O objetivo do MMVP será a recepção, tratamento e custódia de acervos musicais, a manutenção de uma sala para sua consulta (inclusive por meios digitais), a manutenção de uma exposição permanente de fontes musicais (manuscritas, impressas e sonoras), fotografias, instrumentos e objetos, para a recepção de visitantes durante todo o ano, especialmente nas festas e datas comemorativas, além da produção de partituras e partes para o abastecimento das orquestras, coros e grupos musicais interessados no repertório histórico-musical de Aparecida, do Vale do Paraíba e do Estado de São Paulo, especialmente a música sacra.

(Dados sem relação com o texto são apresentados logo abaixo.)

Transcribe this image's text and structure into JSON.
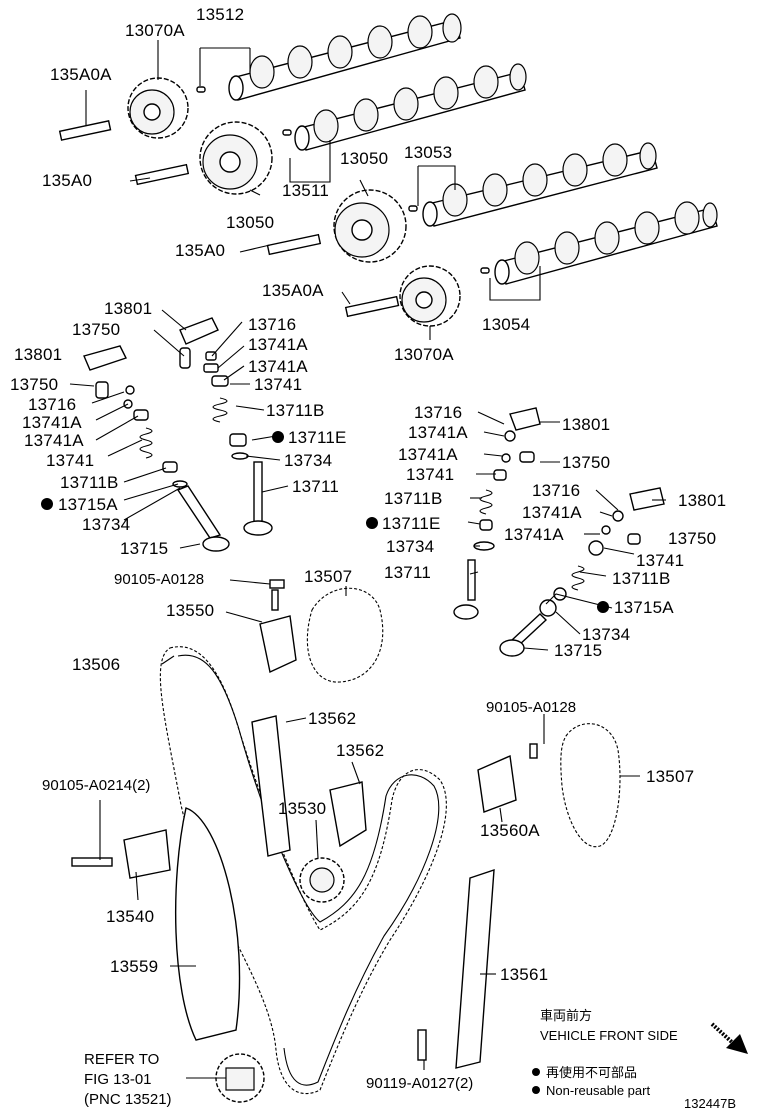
{
  "labels": {
    "l_13070A_top": "13070A",
    "l_13512": "13512",
    "l_135A0A_top": "135A0A",
    "l_135A0_top": "135A0",
    "l_13050_a": "13050",
    "l_13511": "13511",
    "l_13050_b": "13050",
    "l_13053": "13053",
    "l_135A0_mid": "135A0",
    "l_135A0A_mid": "135A0A",
    "l_13054": "13054",
    "l_13070A_mid": "13070A",
    "l_13801_a": "13801",
    "l_13750_a": "13750",
    "l_13716_a": "13716",
    "l_13741A_a": "13741A",
    "l_13741A_b": "13741A",
    "l_13801_b": "13801",
    "l_13741_a": "13741",
    "l_13750_b": "13750",
    "l_13711B_a": "13711B",
    "l_13716_b": "13716",
    "l_13711E_a": "13711E",
    "l_13741A_c": "13741A",
    "l_13741A_d": "13741A",
    "l_13734_a": "13734",
    "l_13741_b": "13741",
    "l_13711_a": "13711",
    "l_13711B_b": "13711B",
    "l_13715A_a": "13715A",
    "l_13734_b": "13734",
    "l_13715_a": "13715",
    "l_13716_c": "13716",
    "l_13801_c": "13801",
    "l_13741A_e": "13741A",
    "l_13741A_f": "13741A",
    "l_13750_c": "13750",
    "l_13741_c": "13741",
    "l_13716_d": "13716",
    "l_13801_d": "13801",
    "l_13711B_c": "13711B",
    "l_13741A_g": "13741A",
    "l_13711E_b": "13711E",
    "l_13741A_h": "13741A",
    "l_13750_d": "13750",
    "l_13734_c": "13734",
    "l_13741_d": "13741",
    "l_13711_b": "13711",
    "l_13711B_d": "13711B",
    "l_13715A_b": "13715A",
    "l_13734_d": "13734",
    "l_13715_b": "13715",
    "l_90105_A0128_a": "90105-A0128",
    "l_13507_a": "13507",
    "l_13550": "13550",
    "l_13506": "13506",
    "l_13562_a": "13562",
    "l_13562_b": "13562",
    "l_90105_A0128_b": "90105-A0128",
    "l_13507_b": "13507",
    "l_90105_A0214": "90105-A0214(2)",
    "l_13530": "13530",
    "l_13560A": "13560A",
    "l_13540": "13540",
    "l_13559": "13559",
    "l_13561": "13561",
    "l_refer_1": "REFER TO",
    "l_refer_2": "FIG 13-01",
    "l_refer_3": "(PNC 13521)",
    "l_90119_A0127": "90119-A0127(2)"
  },
  "legend": {
    "direction_jp": "車両前方",
    "direction_en": "VEHICLE FRONT SIDE",
    "nonreusable_jp": "再使用不可部品",
    "nonreusable_en": "Non-reusable part"
  },
  "figure_code": "132447B",
  "colors": {
    "ink": "#000000",
    "paper": "#ffffff"
  }
}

O Lince e o Labor Carmine estão trabalhando a todo vapor para viabilizar a inauguração do Museu da Música do Vale do Paraíba durante o ano de 2017, ocasião em que a cidade e a Arquidiocese de Aparecida celebrarão os 300 anos do encontro, nas águas do rio Paraíba, em Guaratinguetá, da imagem de Nossa Senhora da Conceição Aparecida, padroeira do Brasil. Esperamos, com essa iniciativa, contribuir para a preservação e difusão da memória musical do Vale do Paraíba, para a promoção de apresentações musicais com o repertório custodiado no MMVP (sempre que possível nas igrejas, teatros e auditórios de Aparecida e do Vale do Paraíba) e receber professores, músicos, musicólogos, historiadores, religiosos e muitos visitantes interessados em conhecer a riqueza das tradições musicais desta cidade e desta região. E, no que se refere especificamente à música católica – uma das sessões mais volumosas dos acervos musicais valeparaibanos – esperamos, também, “promover a música sacra, como serviço eminente que corresponde à índole de nossos povos”, tal como expresso no item 947 da “Mensagem aos povos da América Latina”, emitida pela Terceira Conferência Geral do Episcopado Latino-Americano, em Puebla de los Angeles (México, 27 de janeiro a 13 de fevereiro de 1979).

Então, de nossa parte, mãos à obra!

Paulo Castagna, Doutor em História Social pela USP e Professor do Instituto de Artes da UNESP-SP
http://paulocastagna.com/
brsp@uol.com.br

Veja o original da publicação aqui.

Uma boa notícia!

Avicenna

3 comments / Add your comment below

  1. Uma baita notícia boa!
    É mais um acervo de música colonial e imperial que vem se somar aos outros e enriquecer nosso conhecimento sobre a fantástica música que aqui se produziu. Tenho a certeza que aparecerão obras de alta qualidade nesse acervo.

    Vida eterna ao MMVP!
    E que nos deleitemos com a música que estará ali custodiada!

    Parabéns a todos os envolvidos nessa grandiosa empreitada.